Diffusion Tensor Imaging Detects Retinal Ganglion Cell Axon Damage in the Mouse Model of Optic Nerve Crush

Abstract

Diffusion tensor imaging (DTI) measures the random motion of water molecules reflecting central nervous system tissue integrity and pathology. Glaucoma damages retinal ganglion cells (RGCs) and their axons. The authors hypothesized that DTI-derived axonal and myelin injury biomarkers may be used to detect early axonal damage and may be correlated with RGC loss in the mouse model of optic nerve crush (ONC). The progression of RGC axon degeneration was quantitatively assessed with DTI in vivo, corroborated with axon/myelin immunohistochemical staining and retrograde fluorogold labeling in mice after ONC. Decreased axial diffusivity (λ(‖)) and relative anisotropy (RA) of damaged axons were observed from 6 hours to 14 days, reflecting axonal injury.
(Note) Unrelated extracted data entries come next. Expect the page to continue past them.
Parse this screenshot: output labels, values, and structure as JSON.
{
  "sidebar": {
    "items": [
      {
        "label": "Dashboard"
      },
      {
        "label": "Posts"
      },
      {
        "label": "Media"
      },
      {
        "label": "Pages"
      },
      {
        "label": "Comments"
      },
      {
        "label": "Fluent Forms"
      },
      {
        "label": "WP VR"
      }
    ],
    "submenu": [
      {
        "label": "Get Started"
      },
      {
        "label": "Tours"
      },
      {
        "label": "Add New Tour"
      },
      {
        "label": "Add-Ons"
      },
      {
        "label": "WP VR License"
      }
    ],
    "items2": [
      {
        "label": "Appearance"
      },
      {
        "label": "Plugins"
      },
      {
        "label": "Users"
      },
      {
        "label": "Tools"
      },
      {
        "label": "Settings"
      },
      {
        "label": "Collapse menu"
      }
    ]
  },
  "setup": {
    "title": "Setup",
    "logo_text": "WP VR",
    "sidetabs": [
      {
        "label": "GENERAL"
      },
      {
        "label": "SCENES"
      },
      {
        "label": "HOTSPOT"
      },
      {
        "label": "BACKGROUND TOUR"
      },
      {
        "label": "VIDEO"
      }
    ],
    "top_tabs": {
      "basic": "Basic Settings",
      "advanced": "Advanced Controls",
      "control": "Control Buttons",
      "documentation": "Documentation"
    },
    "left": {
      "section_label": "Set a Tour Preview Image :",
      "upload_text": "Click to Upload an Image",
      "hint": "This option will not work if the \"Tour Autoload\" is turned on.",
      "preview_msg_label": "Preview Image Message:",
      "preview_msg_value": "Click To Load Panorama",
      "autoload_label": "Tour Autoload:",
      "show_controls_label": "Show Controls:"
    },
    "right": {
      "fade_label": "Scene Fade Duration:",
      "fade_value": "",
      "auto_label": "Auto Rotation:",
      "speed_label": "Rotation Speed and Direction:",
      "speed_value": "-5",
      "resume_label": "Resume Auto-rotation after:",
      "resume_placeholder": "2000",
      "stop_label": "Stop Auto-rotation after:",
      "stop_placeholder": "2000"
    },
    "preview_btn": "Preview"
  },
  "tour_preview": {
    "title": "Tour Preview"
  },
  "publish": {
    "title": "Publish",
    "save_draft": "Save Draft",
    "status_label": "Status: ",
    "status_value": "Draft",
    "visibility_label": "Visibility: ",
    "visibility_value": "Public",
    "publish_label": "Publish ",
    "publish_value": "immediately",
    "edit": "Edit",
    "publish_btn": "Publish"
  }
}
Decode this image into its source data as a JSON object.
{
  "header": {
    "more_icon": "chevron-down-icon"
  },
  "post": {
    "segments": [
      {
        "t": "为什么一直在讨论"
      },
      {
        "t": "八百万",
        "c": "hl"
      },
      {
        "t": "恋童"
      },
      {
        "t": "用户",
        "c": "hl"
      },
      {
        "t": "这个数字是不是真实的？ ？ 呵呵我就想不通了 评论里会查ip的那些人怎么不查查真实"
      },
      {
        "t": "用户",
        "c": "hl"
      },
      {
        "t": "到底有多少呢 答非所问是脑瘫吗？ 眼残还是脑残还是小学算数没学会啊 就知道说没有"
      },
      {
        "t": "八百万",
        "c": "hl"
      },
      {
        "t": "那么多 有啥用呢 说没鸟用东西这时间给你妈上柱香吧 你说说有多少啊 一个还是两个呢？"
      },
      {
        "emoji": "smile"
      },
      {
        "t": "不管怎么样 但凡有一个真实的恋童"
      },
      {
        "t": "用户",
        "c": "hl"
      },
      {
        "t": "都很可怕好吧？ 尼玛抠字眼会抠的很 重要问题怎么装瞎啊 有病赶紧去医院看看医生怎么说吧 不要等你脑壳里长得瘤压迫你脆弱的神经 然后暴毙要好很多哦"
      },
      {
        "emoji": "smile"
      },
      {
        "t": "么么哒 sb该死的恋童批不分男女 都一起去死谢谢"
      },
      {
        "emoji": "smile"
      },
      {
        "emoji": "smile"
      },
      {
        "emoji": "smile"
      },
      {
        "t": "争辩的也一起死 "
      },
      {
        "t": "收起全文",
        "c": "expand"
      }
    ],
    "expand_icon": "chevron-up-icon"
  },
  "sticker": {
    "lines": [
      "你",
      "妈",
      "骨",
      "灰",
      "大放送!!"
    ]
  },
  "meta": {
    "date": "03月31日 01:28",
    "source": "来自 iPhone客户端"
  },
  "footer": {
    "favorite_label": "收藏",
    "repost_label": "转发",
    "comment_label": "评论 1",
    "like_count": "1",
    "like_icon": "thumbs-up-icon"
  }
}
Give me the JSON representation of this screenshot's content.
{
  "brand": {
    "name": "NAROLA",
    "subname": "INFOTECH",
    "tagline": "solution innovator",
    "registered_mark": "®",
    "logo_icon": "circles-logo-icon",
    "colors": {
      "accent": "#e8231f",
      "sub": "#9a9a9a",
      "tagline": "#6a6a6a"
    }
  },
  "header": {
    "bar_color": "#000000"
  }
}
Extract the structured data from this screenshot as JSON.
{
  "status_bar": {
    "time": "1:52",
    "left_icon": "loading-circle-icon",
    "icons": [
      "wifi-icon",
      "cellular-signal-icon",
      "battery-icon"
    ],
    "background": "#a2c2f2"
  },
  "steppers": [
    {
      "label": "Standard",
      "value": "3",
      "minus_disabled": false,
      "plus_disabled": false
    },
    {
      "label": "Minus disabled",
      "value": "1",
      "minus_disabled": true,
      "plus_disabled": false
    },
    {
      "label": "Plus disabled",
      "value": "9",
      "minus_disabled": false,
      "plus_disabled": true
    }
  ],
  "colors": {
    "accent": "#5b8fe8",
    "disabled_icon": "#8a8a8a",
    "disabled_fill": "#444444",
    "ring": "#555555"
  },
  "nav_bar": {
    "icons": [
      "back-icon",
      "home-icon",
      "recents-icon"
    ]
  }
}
DTI detected axonal injury at 6 hours after ONC when SMI-31 did not detect axonal abnormality. Both decreased λ(‖), and SMI-31 identified axon damage at 3 days after ONC. Decreased λ(‖) correlated with reduced SMI-31-positive axon counts from 3 days after ONC. In contrast, the increased λ(⊥) was seen only in the distal segment of optic nerve whereas decreased myelin basic protein-positive axon counts were seen in all segments 3 days after ONC. The number of retrograde-labeled RGCs did not decline significantly until 7 days after ONC. There was a significant correlation between RGC loss and optic nerve axon damage. The authors demonstrated that in vivo DTI detected axonal injury earlier than SMI-31. Results suggest that in vivo DTI of optic nerve injury may be used as a noninvasive tool for assessing the pathogenesis of RGC axonal injury.